Dr. Elizabeth Blackburn is the renowned biologist who won the Nobel Prize for her discovery of how the length of these telomeres is regulated. Her groundbreaking research revealed a biological indicator called telomerase, the enzyme that replenishes our telomeres and protects our genetic heritage. It’s Blackburn’s discovery that led to the first genetic indications of a fountain of youth hiding inside our DNA. If you’ve ever wondered why some sixty-year-olds look and feel like forty-year-olds and why some forty-year-olds look and feel like sixty-year-olds, the answer lies in our telomeres.

In her fascinating new book entitled The Telomere Effect: A Revolutionary Approach to Living Younger, Healthier, Longer, Blackburn and co-author Dr. Elissa Epel, take us on a journey into the incredible world of our telomeres and telomerase, showing us the role these DNA tips play in the aging process and how specific lifestyle and psychological habits can protect telomeres, slowing disease and improving life.

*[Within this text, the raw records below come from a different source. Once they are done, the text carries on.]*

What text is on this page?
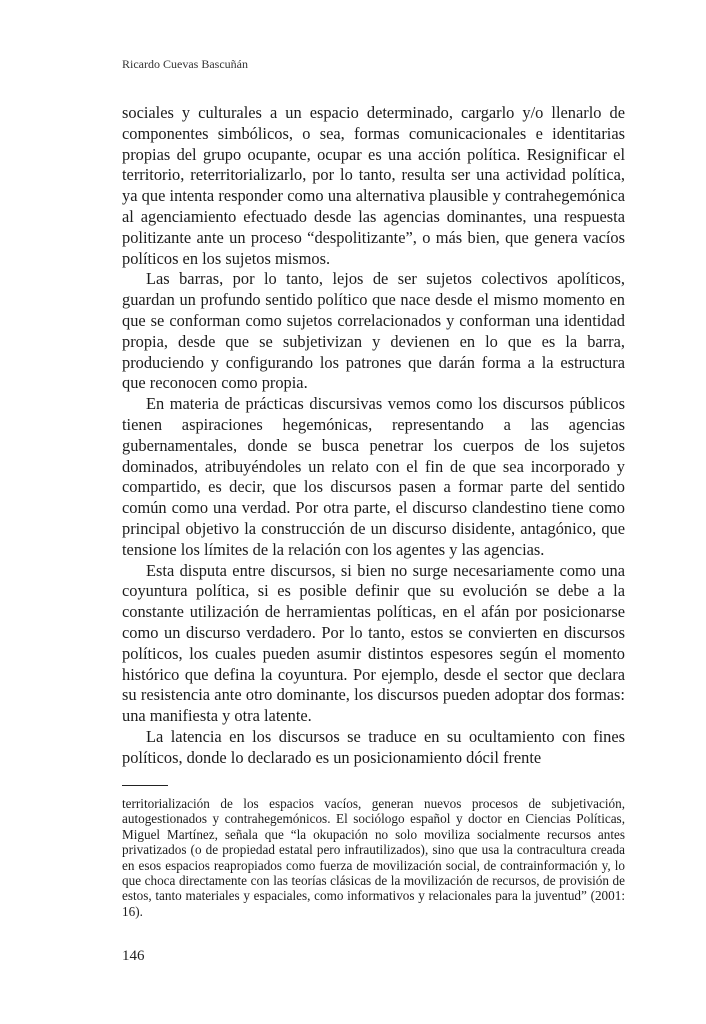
Ricardo Cuevas Bascuñán

sociales y culturales a un espacio determinado, cargarlo y/o llenarlo de componentes simbólicos, o sea, formas comunicacionales e identitarias propias del grupo ocupante, ocupar es una acción política. Resignificar el territorio, reterritorializarlo, por lo tanto, resulta ser una actividad política, ya que intenta responder como una alternativa plausible y contrahegemónica al agenciamiento efectuado desde las agencias dominantes, una respuesta politizante ante un proceso “despolitizante”, o más bien, que genera vacíos políticos en los sujetos mismos.

Las barras, por lo tanto, lejos de ser sujetos colectivos apolíticos, guardan un profundo sentido político que nace desde el mismo momento en que se conforman como sujetos correlacionados y conforman una identidad propia, desde que se subjetivizan y devienen en lo que es la barra, produciendo y configurando los patrones que darán forma a la estructura que reconocen como propia.

En materia de prácticas discursivas vemos como los discursos públicos tienen aspiraciones hegemónicas, representando a las agencias gubernamentales, donde se busca penetrar los cuerpos de los sujetos dominados, atribuyéndoles un relato con el fin de que sea incorporado y compartido, es decir, que los discursos pasen a formar parte del sentido común como una verdad. Por otra parte, el discurso clandestino tiene como principal objetivo la construcción de un discurso disidente, antagónico, que tensione los límites de la relación con los agentes y las agencias.

Esta disputa entre discursos, si bien no surge necesariamente como una coyuntura política, si es posible definir que su evolución se debe a la constante utilización de herramientas políticas, en el afán por posicionarse como un discurso verdadero. Por lo tanto, estos se convierten en discursos políticos, los cuales pueden asumir distintos espesores según el momento histórico que defina la coyuntura. Por ejemplo, desde el sector que declara su resistencia ante otro dominante, los discursos pueden adoptar dos formas: una manifiesta y otra latente.

La latencia en los discursos se traduce en su ocultamiento con fines políticos, donde lo declarado es un posicionamiento dócil frente

territorialización de los espacios vacíos, generan nuevos procesos de subjetivación, autogestionados y contrahegemónicos. El sociólogo español y doctor en Ciencias Políticas, Miguel Martínez, señala que “la okupación no solo moviliza socialmente recursos antes privatizados (o de propiedad estatal pero infrautilizados), sino que usa la contracultura creada en esos espacios reapropiados como fuerza de movilización social, de contrainformación y, lo que choca directamente con las teorías clásicas de la movilización de recursos, de provisión de estos, tanto materiales y espaciales, como informativos y relacionales para la juventud” (2001: 16).

146
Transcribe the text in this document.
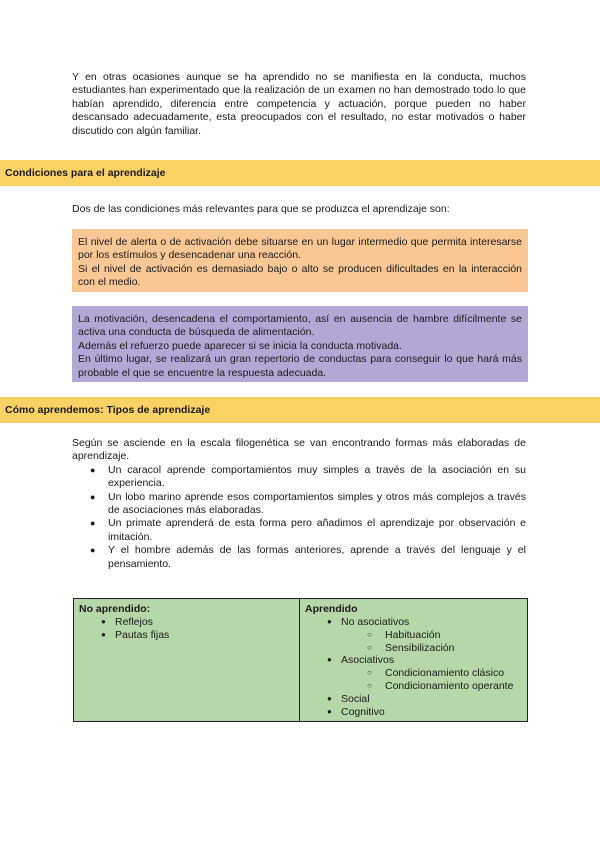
Y en otras ocasiones aunque se ha aprendido no se manifiesta en la conducta, muchos estudiantes han experimentado que la realización de un examen no han demostrado todo lo que habían aprendido, diferencia entre competencia y actuación, porque pueden no haber descansado adecuadamente, esta preocupados con el resultado, no estar motivados o haber discutido con algún familiar.
Condiciones para el aprendizaje
Dos de las condiciones más relevantes para que se produzca el aprendizaje son:

El nivel de alerta o de activación debe situarse en un lugar intermedio que permita interesarse por los estímulos y desencadenar una reacción.

Si el nivel de activación es demasiado bajo o alto se producen dificultades en la interacción con el medio.

La motivación, desencadena el comportamiento, así en ausencia de hambre difícilmente se activa una conducta de búsqueda de alimentación.

Además el refuerzo puede aparecer si se inicia la conducta motivada.

En último lugar, se realizará un gran repertorio de conductas para conseguir lo que hará más probable el que se encuentre la respuesta adecuada.

Cómo aprendemos: Tipos de aprendizaje
Según se asciende en la escala filogenética se van encontrando formas más elaboradas de aprendizaje.
● Un caracol aprende comportamientos muy simples a través de la asociación en su experiencia.
● Un lobo marino aprende esos comportamientos simples y otros más complejos a través de asociaciones más elaboradas.
● Un primate aprenderá de esta forma pero añadimos el aprendizaje por observación e imitación.
● Y el hombre además de las formas anteriores, aprende a través del lenguaje y el pensamiento.
No aprendido:
● Reflejos
● Pautas fijas
Aprendido
● No asociativos
○ Habituación
○ Sensibilización
● Asociativos
○ Condicionamiento clásico
○ Condicionamiento operante
● Social
● Cognitivo
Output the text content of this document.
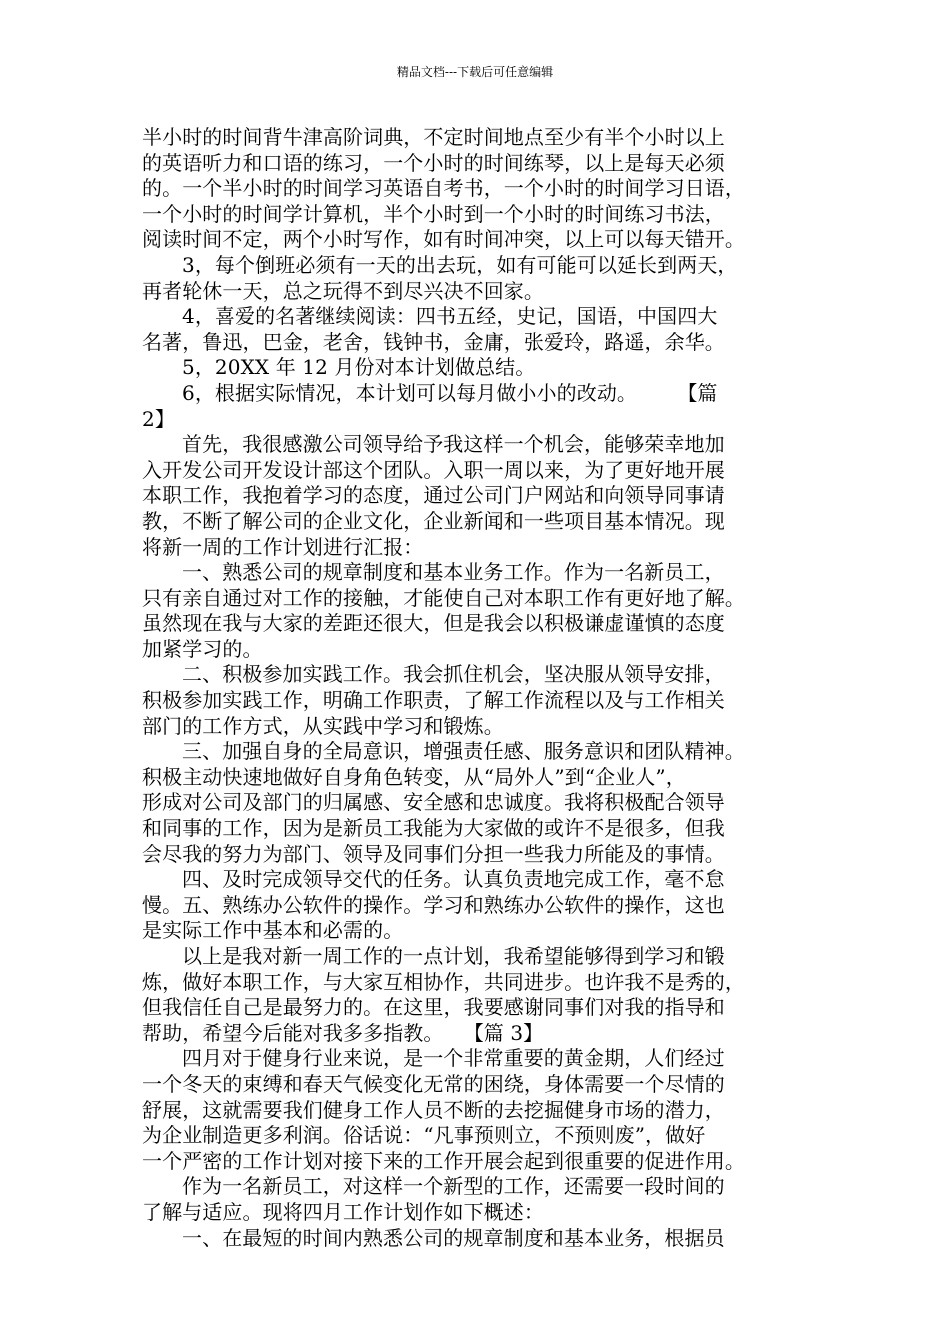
精品文档---下载后可任意编辑
半小时的时间背牛津高阶词典，不定时间地点至少有半个小时以上
的英语听力和口语的练习，一个小时的时间练琴，以上是每天必须
的。一个半小时的时间学习英语自考书，一个小时的时间学习日语，
一个小时的时间学计算机，半个小时到一个小时的时间练习书法，
阅读时间不定，两个小时写作，如有时间冲突，以上可以每天错开。
3，每个倒班必须有一天的出去玩，如有可能可以延长到两天，
再者轮休一天，总之玩得不到尽兴决不回家。
4，喜爱的名著继续阅读：四书五经，史记，国语，中国四大
名著，鲁迅，巴金，老舍，钱钟书，金庸，张爱玲，路遥，余华。
5，20XX 年 12 月份对本计划做总结。
6，根据实际情况，本计划可以每月做小小的改动。　　　【篇
2】
首先，我很感激公司领导给予我这样一个机会，能够荣幸地加
入开发公司开发设计部这个团队。入职一周以来，为了更好地开展
本职工作，我抱着学习的态度，通过公司门户网站和向领导同事请
教，不断了解公司的企业文化，企业新闻和一些项目基本情况。现
将新一周的工作计划进行汇报：
一、熟悉公司的规章制度和基本业务工作。作为一名新员工，
只有亲自通过对工作的接触，才能使自己对本职工作有更好地了解。
虽然现在我与大家的差距还很大，但是我会以积极谦虚谨慎的态度
加紧学习的。
二、积极参加实践工作。我会抓住机会，坚决服从领导安排，
积极参加实践工作，明确工作职责，了解工作流程以及与工作相关
部门的工作方式，从实践中学习和锻炼。
三、加强自身的全局意识，增强责任感、服务意识和团队精神。
积极主动快速地做好自身角色转变，从“局外人”到“企业人”，
形成对公司及部门的归属感、安全感和忠诚度。我将积极配合领导
和同事的工作，因为是新员工我能为大家做的或许不是很多，但我
会尽我的努力为部门、领导及同事们分担一些我力所能及的事情。
四、及时完成领导交代的任务。认真负责地完成工作，毫不怠
慢。五、熟练办公软件的操作。学习和熟练办公软件的操作，这也
是实际工作中基本和必需的。
以上是我对新一周工作的一点计划，我希望能够得到学习和锻
炼，做好本职工作，与大家互相协作，共同进步。也许我不是秀的，
但我信任自己是最努力的。在这里，我要感谢同事们对我的指导和
帮助，希望今后能对我多多指教。　　【篇 3】
四月对于健身行业来说，是一个非常重要的黄金期，人们经过
一个冬天的束缚和春天气候变化无常的困绕，身体需要一个尽情的
舒展，这就需要我们健身工作人员不断的去挖掘健身市场的潜力，
为企业制造更多利润。俗话说：“凡事预则立，不预则废”，做好
一个严密的工作计划对接下来的工作开展会起到很重要的促进作用。
作为一名新员工，对这样一个新型的工作，还需要一段时间的
了解与适应。现将四月工作计划作如下概述：
一、在最短的时间内熟悉公司的规章制度和基本业务，根据员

One of the most powerful of these habits being meditation, which Blackburn and Epel’s research has proven to have an astonishing ability to safeguard our telomeres. Their studies have proven that chronic stress, depression, and ruminating negative thinking all act together to eat away at the length of telomeres and take years off a human life span. But through mindfulness and meditation this corrosive effect is shut down, effectively adding years to your life.

In one of their studies, for example, Blackburn and Epel write: “We review data linking telomere length to cognitive stress and stress arousal and present new data linking cognitive appraisal to telomere length. Given the pattern of associations revealed so far, we propose that some forms of meditation may have salutary effects on telomere length by reducing cognitive stress and stress arousal and increasing positive states of mind and hormonal factors that may promote telomere maintenance. Aspects of this model are currently being tested in ongoing trials of mindfulness meditation.”